Average Loan Amounts Start to Level Out
Zooming out to look at the market overall, increases in average loan amounts began to taper off in the quarter. The average new-vehicle loan amount increased 4.04% year-over-year to $41,445—a much smaller year-over-year increase than the fourth quarter of 2021, when it was 12.46%. The difference was even more notable for used vehicles, with an increase of only 1.38% on the average loan amount year-over-year reaching $27,768, compared to a 20.96% increase in the fourth quarter of 2021.

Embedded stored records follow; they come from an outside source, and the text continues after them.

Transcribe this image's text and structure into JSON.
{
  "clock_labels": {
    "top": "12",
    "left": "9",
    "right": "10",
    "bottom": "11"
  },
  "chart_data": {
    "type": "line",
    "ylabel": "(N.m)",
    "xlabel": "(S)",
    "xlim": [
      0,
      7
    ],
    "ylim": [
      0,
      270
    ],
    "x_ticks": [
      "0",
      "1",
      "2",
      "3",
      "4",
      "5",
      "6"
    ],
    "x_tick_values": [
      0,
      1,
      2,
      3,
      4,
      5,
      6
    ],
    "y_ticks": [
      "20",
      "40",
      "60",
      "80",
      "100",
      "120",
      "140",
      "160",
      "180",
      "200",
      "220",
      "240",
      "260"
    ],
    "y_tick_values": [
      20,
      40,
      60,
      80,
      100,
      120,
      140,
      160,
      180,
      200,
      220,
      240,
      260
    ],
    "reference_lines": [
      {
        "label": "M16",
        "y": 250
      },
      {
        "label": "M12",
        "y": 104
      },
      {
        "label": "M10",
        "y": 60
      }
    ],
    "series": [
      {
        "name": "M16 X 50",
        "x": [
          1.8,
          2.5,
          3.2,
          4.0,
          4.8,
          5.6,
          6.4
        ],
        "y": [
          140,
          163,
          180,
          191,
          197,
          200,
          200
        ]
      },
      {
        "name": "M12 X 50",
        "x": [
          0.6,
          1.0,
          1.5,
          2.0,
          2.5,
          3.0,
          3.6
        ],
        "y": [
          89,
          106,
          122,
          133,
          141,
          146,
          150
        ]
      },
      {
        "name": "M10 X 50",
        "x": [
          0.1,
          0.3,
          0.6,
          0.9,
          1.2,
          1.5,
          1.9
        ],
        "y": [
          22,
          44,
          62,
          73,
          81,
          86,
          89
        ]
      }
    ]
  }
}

Average loan terms also leveled out in the fourth quarter, with the average new-vehicle loan term decreasing from 69.64 months in the fourth quarter of 2021 to 69.44 months last quarter. Used-vehicle loans saw a slight uptick in length, clocking in at 68.01 months in the quarter, up from 67.35 months in the fourth quarter of 2021.
“Seeing attributes like loan amount growth and average terms beginning to normalize is a positive sign the industry is moving in the right direction,” Zabritski said. “It’s important to pay attention to all attributes to have a holistic picture of the industry.”
Additional Findings of Q4
- Overall loan balances continued to grow, from $1.3 trillion in Q4 2021 to $1.4 trillion.
- Leasing saw a year-over-year decrease from 23.95% to 17.21% from Q4 2021.
- Prime and super-prime comprised 66.5% of all vehicle financing, up from 64.98% in Q4 2021, while subprime declined from 16.38% to 15.57% year-over-year.
- The share of financing made up by sedans grew from 17.69% in Q4 2021 to 18.26%.
- Honda remained the top leased make at 12.07%, followed by Chevrolet at 9.17% and Toyota at 8.85%.